Comment by Plinius on May 15, 2020 at 6:58am

Very close to the bone, Loren. But every time I lose something important, I get an answer to the question "What am I?'

Comment by Loren Miller on May 15, 2020 at 6:09am

We seem to have reached the age where life stops giving us things and starts taking them away.
-- Dean Charles Stanforth, Indiana Jones and the Kingdom of the Crystal Skull

Considering what happened with me and my buddy Morris yesterday, this quote cuts very close to the bone. Still, there are things to be gotten out of this life, and I mean to continue searching for them.

Comment by Patricia on May 14, 2020 at 12:55pm

But that would make far too much sense.

Comment by Loren Miller on May 14, 2020 at 8:33am

[click on image to enlarge]

Beats the snot out of Sunday School, don't it?
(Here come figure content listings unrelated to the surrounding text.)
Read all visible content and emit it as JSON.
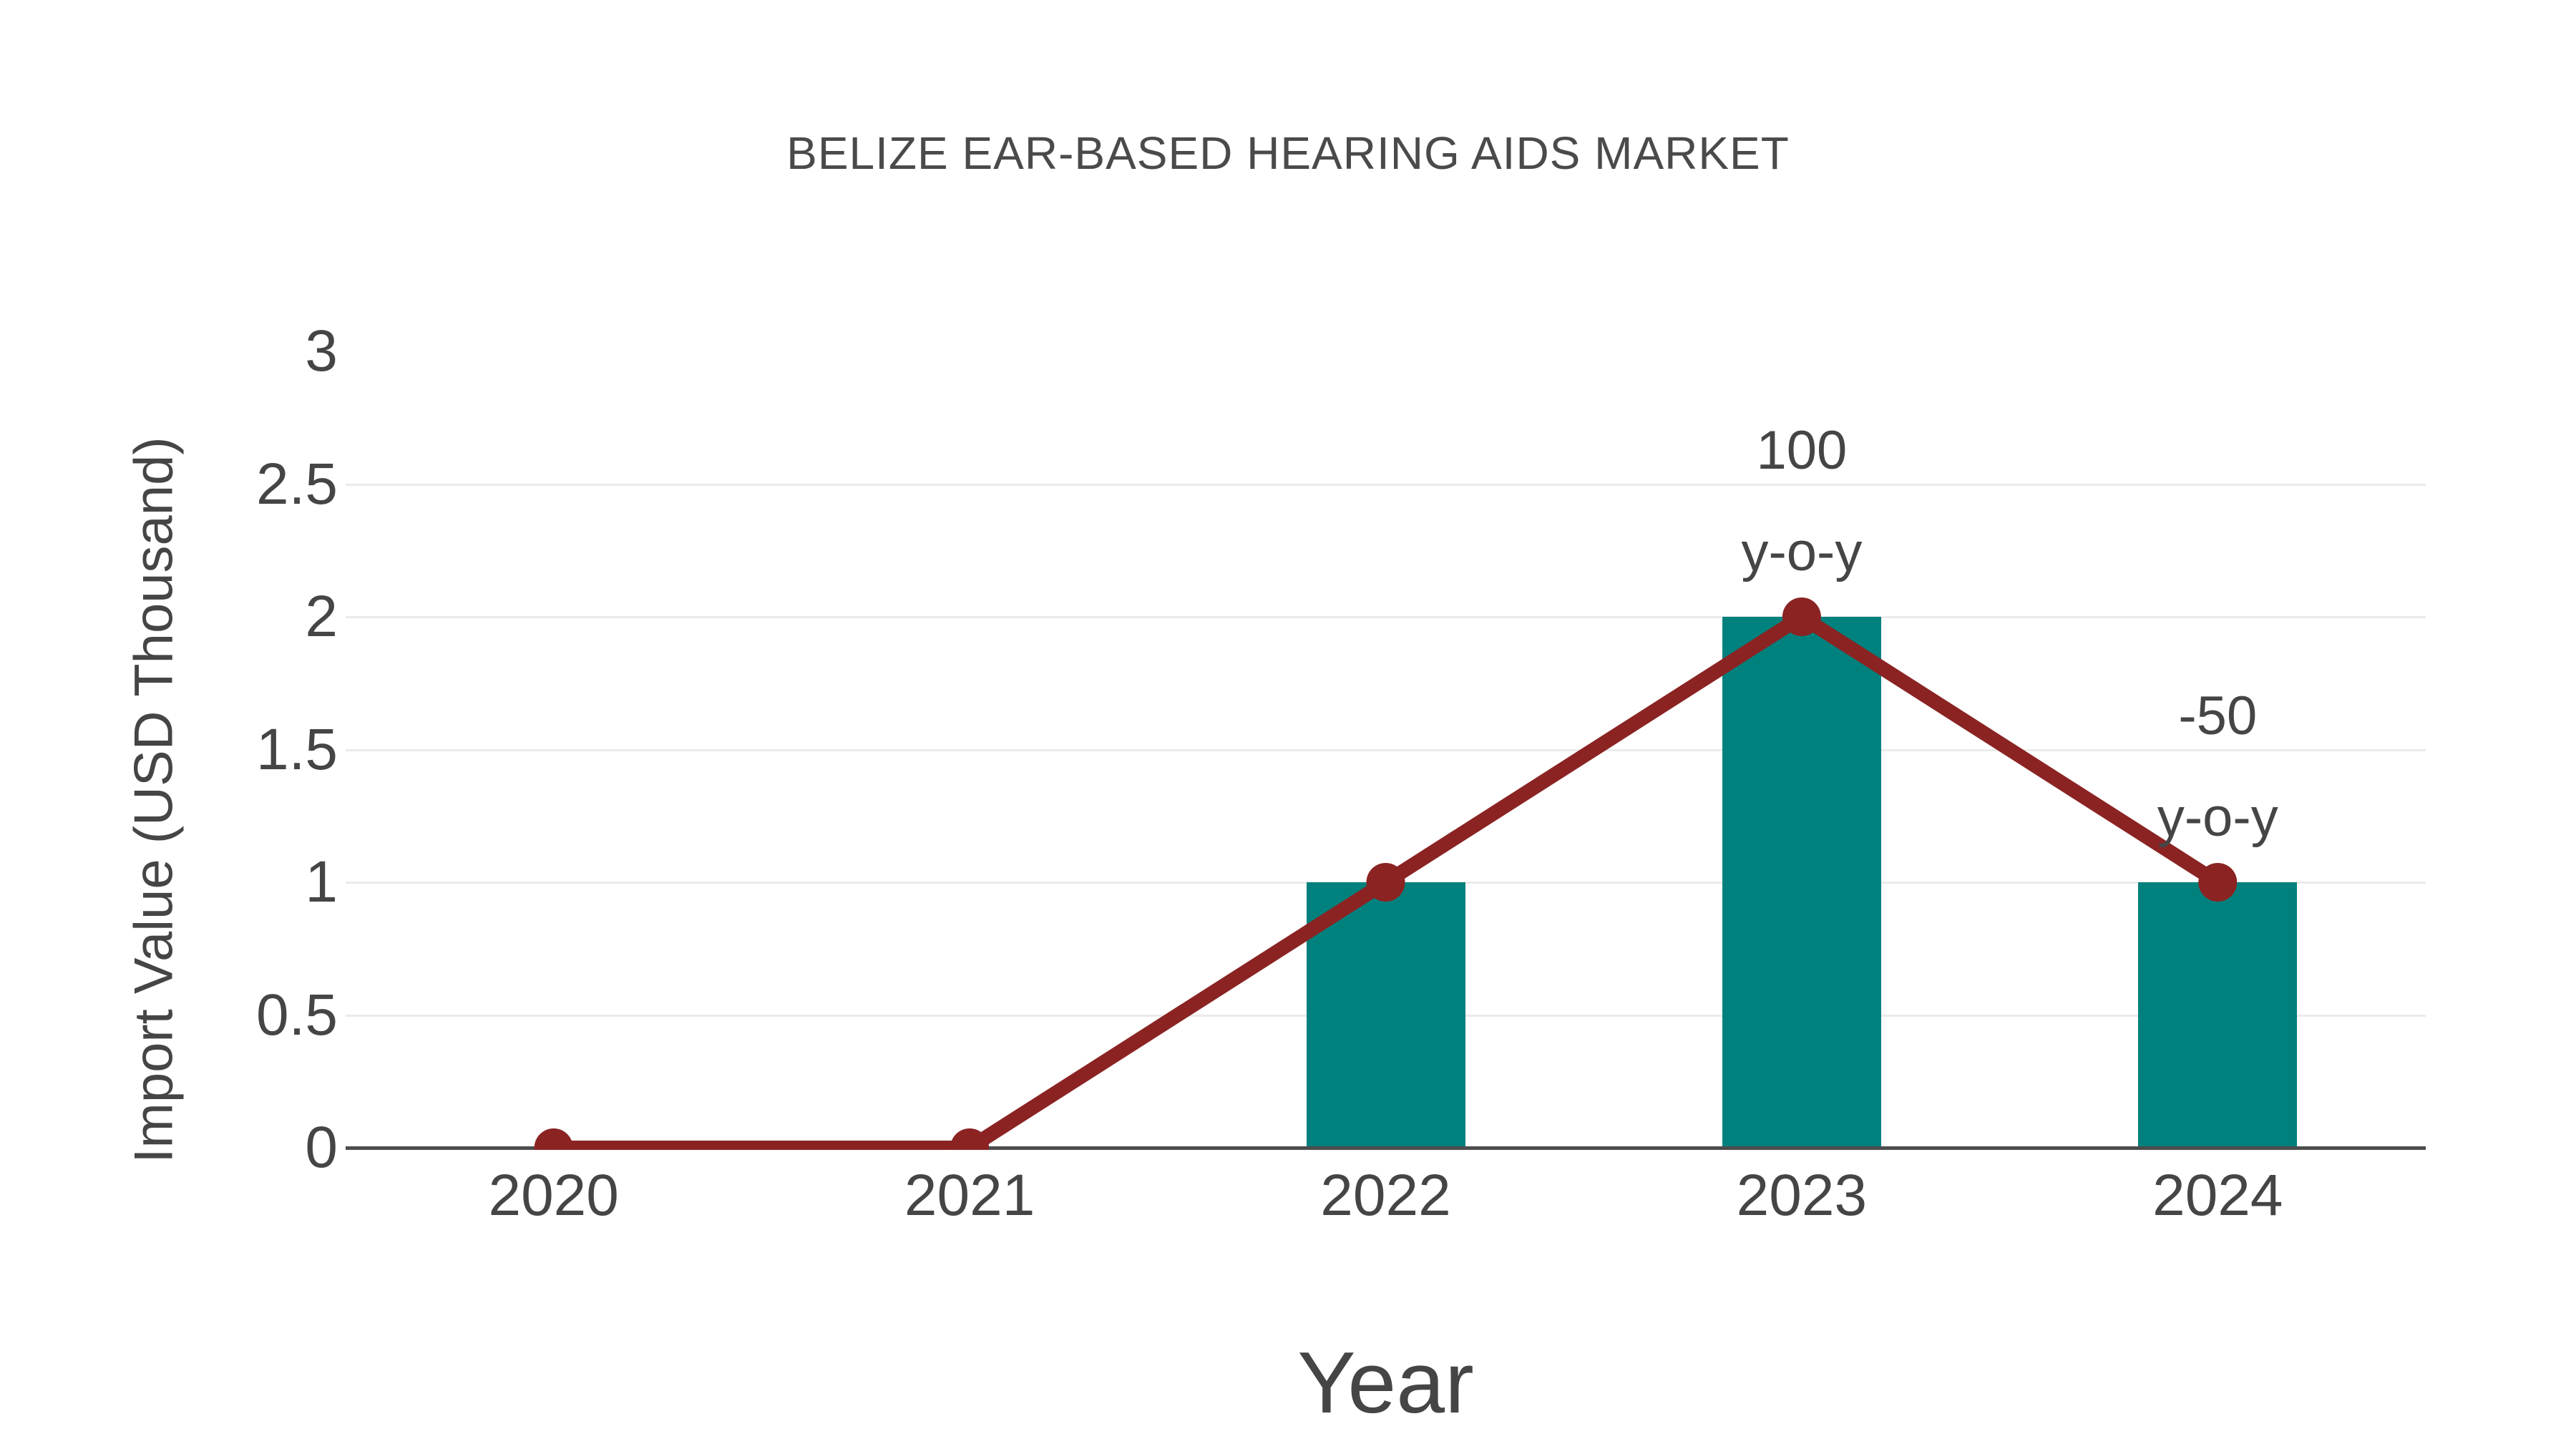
{
  "chart_data": {
    "type": "bar",
    "title": "BELIZE EAR-BASED HEARING AIDS MARKET",
    "xlabel": "Year",
    "ylabel": "Import Value (USD Thousand)",
    "categories": [
      "2020",
      "2021",
      "2022",
      "2023",
      "2024"
    ],
    "series": [
      {
        "name": "import-value-bars",
        "type": "bar",
        "values": [
          0,
          0,
          1,
          2,
          1
        ]
      },
      {
        "name": "import-value-line",
        "type": "line",
        "values": [
          0,
          0,
          1,
          2,
          1
        ]
      }
    ],
    "annotations": [
      {
        "category": "2023",
        "value_label": "100",
        "unit_label": "y-o-y"
      },
      {
        "category": "2024",
        "value_label": "-50",
        "unit_label": "y-o-y"
      }
    ],
    "ytick_labels": [
      "0",
      "0.5",
      "1",
      "1.5",
      "2",
      "2.5",
      "3"
    ],
    "ytick_values": [
      0,
      0.5,
      1,
      1.5,
      2,
      2.5,
      3
    ],
    "ylim": [
      0,
      3
    ],
    "grid": true,
    "gridline_values": [
      0.5,
      1,
      1.5,
      2,
      2.5
    ],
    "legend_position": "none"
  },
  "colors": {
    "bar": "#00817d",
    "line": "#8b2323",
    "marker": "#8b2323",
    "text": "#454545",
    "title_text": "#4a4a4a",
    "gridline": "#ebebeb",
    "axis_line": "#4d4d4d",
    "background": "#ffffff"
  }
}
Comment by Loren Miller on May 13, 2020 at 7:16am

There is nothing more frightful than ignorance in action.
-- Johann von Goethe

And especially when it has taken up residence in the Oval Office!

Comment by Patricia on May 12, 2020 at 1:19pm

Where are the clones when ya need 'em?

Comment by Loren Miller on May 12, 2020 at 4:59am

[click on image to enlarge]

'Nuff said.

Comment by Grinning Cat on May 11, 2020 at 10:51pm

Catching up after a few days...

"...all of a sudden you'll hear, 'It's God's plan.' And that means 'I'm done thinking.'"

Anything at all can be seen as opposing "God's plan" or playing into it!

In Jonathan Glover's Causing Death and Saving Lives,* he considers common reasons have for considering human life valuable and killing generally wrong, including the religious idea that one's lifespan is up to God. Unsurprisingly, he rejects that one, giving the example of a rock falling towards someone that would have hit them in the head and killed them, except they manage to push it aside. Did they just thwart God's plan?

[Or fulfill it? You can ask the same things about anesthesia--conservative preachers did!--and antibiotics, and contraception... and democracy, and the internet... and any number of social and technological advances!]

* The book's subtitle is "The moral problems of abortion, infanticide, suicide, euthanasia, capital punishment, war and other life-or-death choices." He doesn't tell you what to think, but points out uncomfortable consequences of different principles that might indicate that your "axioms" aren't as axiomatic as you thought.

Comment by Ruth Anthony-Gardner on May 11, 2020 at 10:43pm

Your comment on exponential growth is appreciated, Joan. It occurred to me that this pandemic might educate a few people about it, rendering them better able to grasp our existential threat from climate change.

Great Hippocrates and Randi quotes, Loren.